The Covid-19 pandemic was the last straw. In 2020, overdose deaths increased by 20% to 91,799 cases. In 2021, there were 106,699 overdose deaths, according to the National Institute of Drug Abuse, an increase of 16 percent. And in 2022, the Drug Enforcement Agency (DEA) seized 50.6 million fentanyl pills and 10,500 pounds of fentanyl powder, the equivalent of more than 379 million potentially lethal doses, more than enough to wipe out the entire US population. And the one thing they tell you in drug recovery, most importantly, is don’t isolate, and of course, during COVID everyone is isolated and what’s more, a lot of jobs have been lost, Quinones recalls. And they were doing meetings with Alcoholics Anonymous and Narcotics Anonymous on Zoom, which is really not a substitute.
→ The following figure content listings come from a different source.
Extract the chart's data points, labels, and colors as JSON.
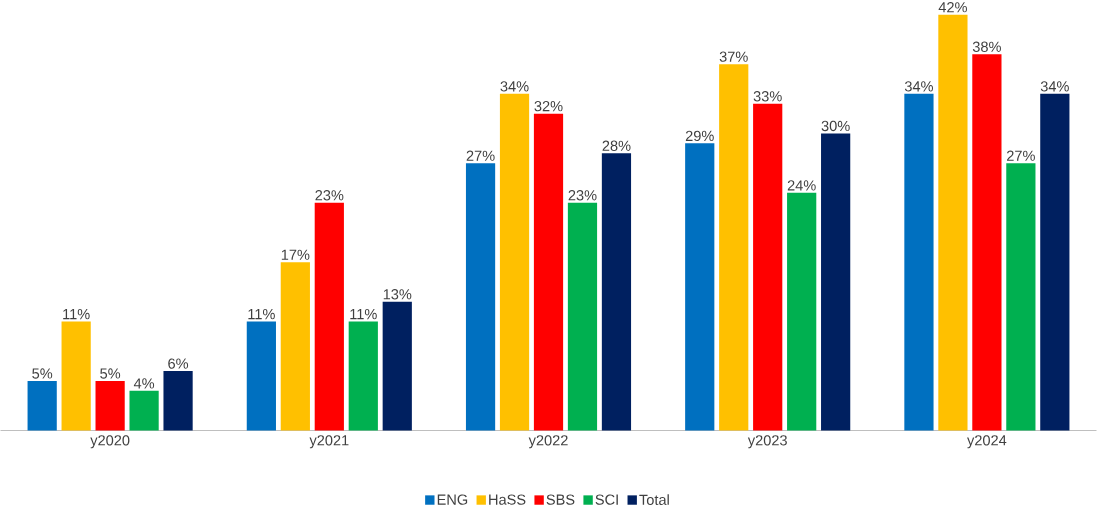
{
  "chart_data": {
    "type": "bar",
    "categories": [
      "y2020",
      "y2021",
      "y2022",
      "y2023",
      "y2024"
    ],
    "series": [
      {
        "name": "ENG",
        "color": "#0070c0",
        "values": [
          5,
          11,
          27,
          29,
          34
        ],
        "value_labels": [
          "5%",
          "11%",
          "27%",
          "29%",
          "34%"
        ]
      },
      {
        "name": "HaSS",
        "color": "#ffc000",
        "values": [
          11,
          17,
          34,
          37,
          42
        ],
        "value_labels": [
          "11%",
          "17%",
          "34%",
          "37%",
          "42%"
        ]
      },
      {
        "name": "SBS",
        "color": "#ff0000",
        "values": [
          5,
          23,
          32,
          33,
          38
        ],
        "value_labels": [
          "5%",
          "23%",
          "32%",
          "33%",
          "38%"
        ]
      },
      {
        "name": "SCI",
        "color": "#00b050",
        "values": [
          4,
          11,
          23,
          24,
          27
        ],
        "value_labels": [
          "4%",
          "11%",
          "23%",
          "24%",
          "27%"
        ]
      },
      {
        "name": "Total",
        "color": "#002060",
        "values": [
          6,
          13,
          28,
          30,
          34
        ],
        "value_labels": [
          "6%",
          "13%",
          "28%",
          "30%",
          "34%"
        ]
      }
    ],
    "legend": "bottom"
  }
}
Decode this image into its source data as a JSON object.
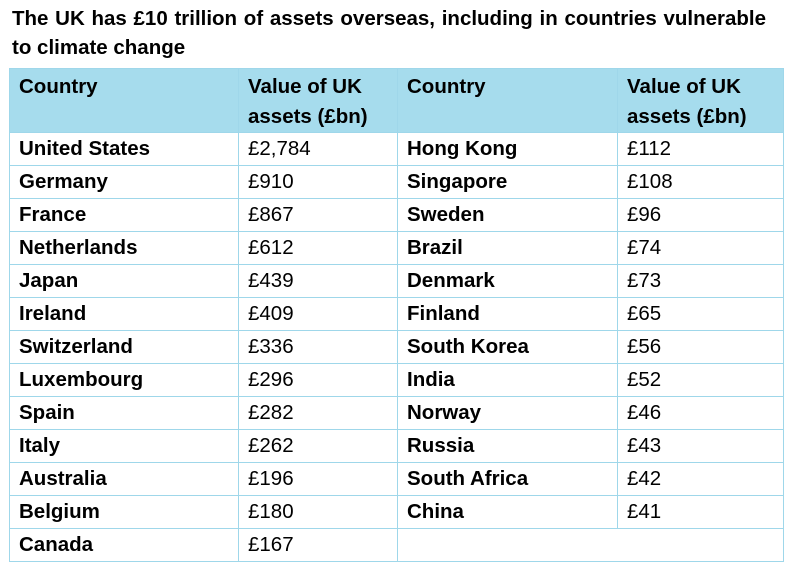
{
  "title": "The UK has £10 trillion of assets overseas, including in countries vulnerable to climate change",
  "table": {
    "headers": [
      "Country",
      "Value of UK assets (£bn)",
      "Country",
      "Value of UK assets (£bn)"
    ],
    "rows": [
      [
        "United States",
        "£2,784",
        "Hong Kong",
        "£112"
      ],
      [
        "Germany",
        "£910",
        "Singapore",
        "£108"
      ],
      [
        "France",
        "£867",
        "Sweden",
        "£96"
      ],
      [
        "Netherlands",
        "£612",
        "Brazil",
        "£74"
      ],
      [
        "Japan",
        "£439",
        "Denmark",
        "£73"
      ],
      [
        "Ireland",
        "£409",
        "Finland",
        "£65"
      ],
      [
        "Switzerland",
        "£336",
        "South Korea",
        "£56"
      ],
      [
        "Luxembourg",
        "£296",
        "India",
        "£52"
      ],
      [
        "Spain",
        "£282",
        "Norway",
        "£46"
      ],
      [
        "Italy",
        "£262",
        "Russia",
        "£43"
      ],
      [
        "Australia",
        "£196",
        "South Africa",
        "£42"
      ],
      [
        "Belgium",
        "£180",
        "China",
        "£41"
      ],
      [
        "Canada",
        "£167",
        "",
        ""
      ]
    ],
    "colors": {
      "header_bg": "#a6dced",
      "border": "#9fd7ea"
    }
  }
}
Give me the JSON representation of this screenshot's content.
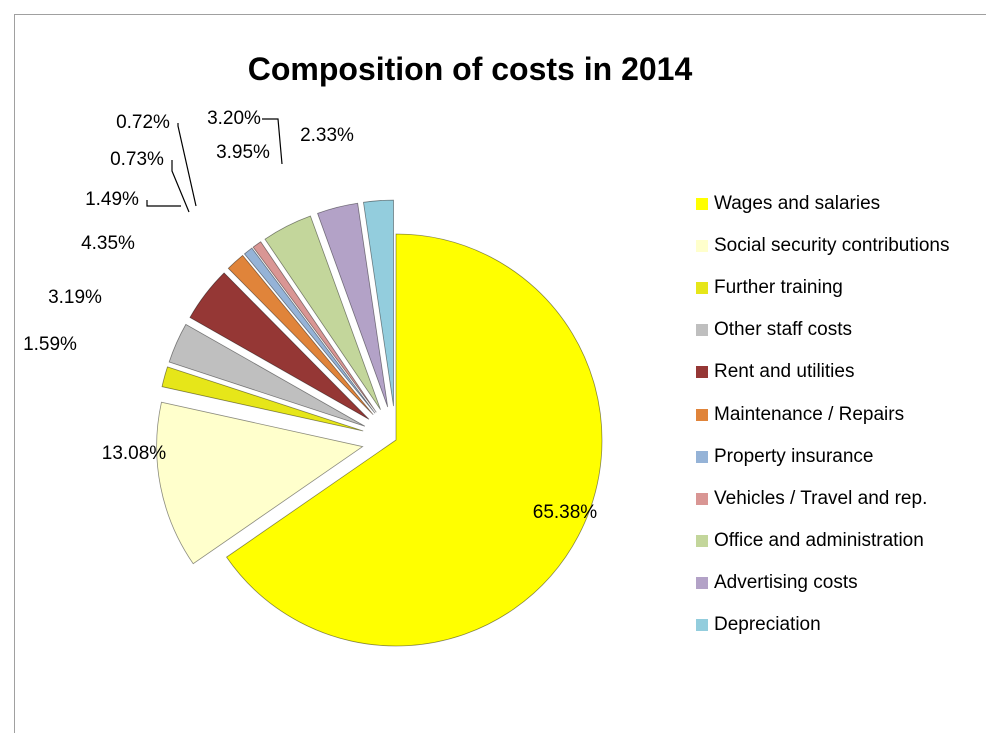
{
  "chart_data": {
    "type": "pie",
    "title": "Composition of costs in 2014",
    "unit": "%",
    "legend_position": "right",
    "slices": [
      {
        "label": "Wages and salaries",
        "value": 65.38,
        "display": "65.38%",
        "color": "#ffff00"
      },
      {
        "label": "Social security contributions",
        "value": 13.08,
        "display": "13.08%",
        "color": "#ffffcc"
      },
      {
        "label": "Further training",
        "value": 1.59,
        "display": "1.59%",
        "color": "#e6e619"
      },
      {
        "label": "Other staff costs",
        "value": 3.19,
        "display": "3.19%",
        "color": "#bfbfbf"
      },
      {
        "label": "Rent and utilities",
        "value": 4.35,
        "display": "4.35%",
        "color": "#953735"
      },
      {
        "label": "Maintenance / Repairs",
        "value": 1.49,
        "display": "1.49%",
        "color": "#e0843a"
      },
      {
        "label": "Property insurance",
        "value": 0.73,
        "display": "0.73%",
        "color": "#95b3d7"
      },
      {
        "label": "Vehicles / Travel and rep.",
        "value": 0.72,
        "display": "0.72%",
        "color": "#d99694"
      },
      {
        "label": "Office and administration",
        "value": 3.95,
        "display": "3.95%",
        "color": "#c3d69b"
      },
      {
        "label": "Advertising costs",
        "value": 3.2,
        "display": "3.20%",
        "color": "#b3a2c7"
      },
      {
        "label": "Depreciation",
        "value": 2.33,
        "display": "2.33%",
        "color": "#93cddd"
      }
    ]
  }
}
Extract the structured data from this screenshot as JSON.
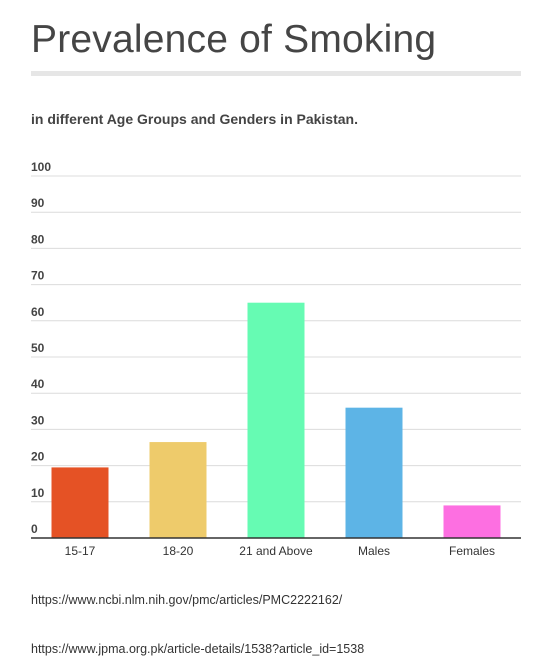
{
  "title": "Prevalence of Smoking",
  "subtitle": "in different Age Groups and Genders in Pakistan.",
  "sources": [
    "https://www.ncbi.nlm.nih.gov/pmc/articles/PMC2222162/",
    "https://www.jpma.org.pk/article-details/1538?article_id=1538"
  ],
  "chart_data": {
    "type": "bar",
    "categories": [
      "15-17",
      "18-20",
      "21 and Above",
      "Males",
      "Females"
    ],
    "values": [
      19.5,
      26.5,
      65,
      36,
      9
    ],
    "colors": [
      "#e55225",
      "#eecb6b",
      "#66fbb3",
      "#5db4e6",
      "#fd6fe1"
    ],
    "ylim": [
      0,
      100
    ],
    "yticks": [
      0,
      10,
      20,
      30,
      40,
      50,
      60,
      70,
      80,
      90,
      100
    ],
    "grid": true,
    "title": "",
    "xlabel": "",
    "ylabel": ""
  }
}
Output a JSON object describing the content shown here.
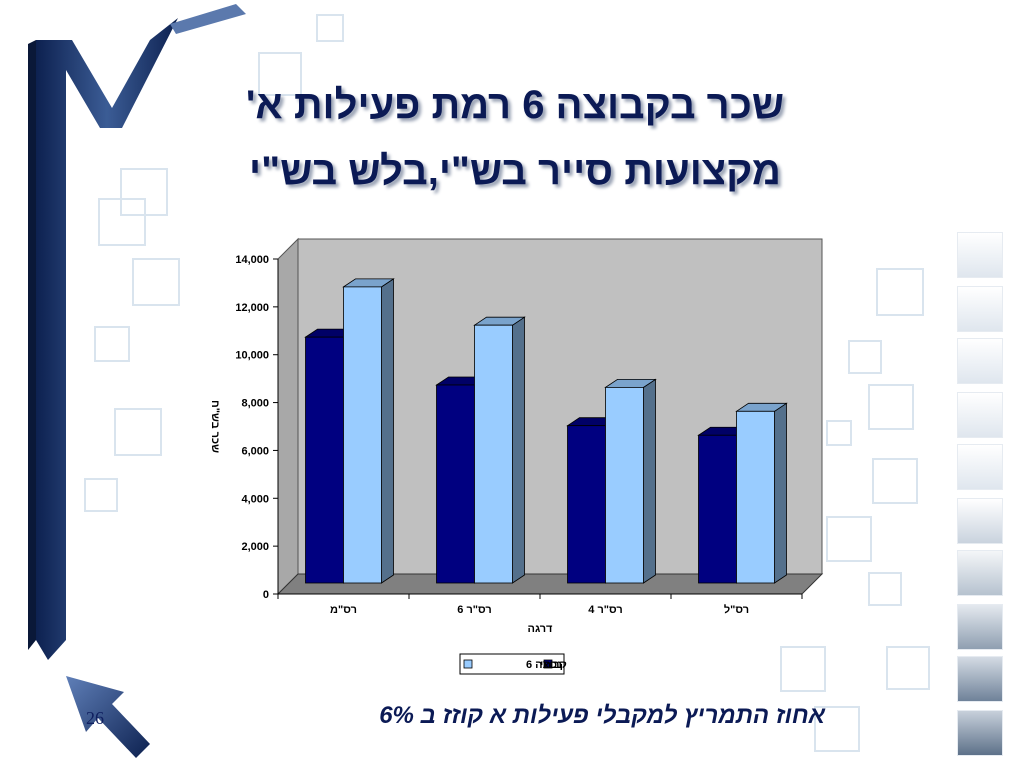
{
  "slide": {
    "title_line1": "שכר בקבוצה 6 רמת פעילות א'",
    "title_line2": "מקצועות סייר בש\"י,בלש בש\"י",
    "footnote": "אחוז התמריץ למקבלי פעילות א קוזז ב 6%",
    "slide_number": "26"
  },
  "chart_data": {
    "type": "bar",
    "categories": [
      "רס\"מ",
      "רס\"ר 6",
      "רס\"ר 4",
      "רס\"ל"
    ],
    "series": [
      {
        "name": "נכחי",
        "values": [
          10400,
          8400,
          6700,
          6300
        ],
        "color": "#000080"
      },
      {
        "name": "קבוצה 6",
        "values": [
          12500,
          10900,
          8300,
          7300
        ],
        "color": "#99ccff"
      }
    ],
    "xlabel": "דרגה",
    "ylabel": "שכר בש\"ח",
    "ylim": [
      0,
      14000
    ],
    "yticks": [
      "0",
      "2,000",
      "4,000",
      "6,000",
      "8,000",
      "10,000",
      "12,000",
      "14,000"
    ],
    "grid": false,
    "legend_position": "bottom",
    "wall_color": "#c0c0c0",
    "floor_color": "#808080"
  }
}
The alarming figures woke the US to an issue that has since morphed into another political battleground between the US and Mexico. He’s also playing a key role in national politics, with Republicans using the scourge of fentanyl overdoses to criticize the Joe Biden administration’s border policies and rising crime in big cities, which traditionally vote Democrat. San Francisco has become a symbol of the crisis: since 2020, twice as many people have died in the city from overdoses (about 2,000) than from the pandemic. Quinones, who was a reporter for the Los Angeles Times, is surprised by the attacks of the Republican Party, because the truth is that all this happened under the presidency of Donald Trump. Locally, I think people are trying to figure it out, unable to figure it out. But this is really a national problem.
In The Last of UsQuinones asks two key questions: Why would anyone want to take something they know could kill them? And what would make a drug dealer give their customers something with a high probability of killing them?
To the first, the journalist, who has interviewed prominent neuroscientists, replies: This is the nature of addiction; reprogram our brains so that their mission is not to ensure our survival but to pursue drugs.
To the second he replies: It was more potent than any street drug before. Anyone selling drugs that didn’t include the powerful boost of fentanyl wasn’t going to have customers for long. The drug dealers didn’t dare mix it. () Fentanyl soon became a market expansion tool.
In the interview, Quinones highlighted another unexpected effect: It’s truly marking the end of the era of recreational drug use in the United States, which has been something we’ve had as part of our culture. You can’t trust any cocaine line. You can’t trace any pills. You can’t trust any dose of meth not to have fentanyl. And it could kill you.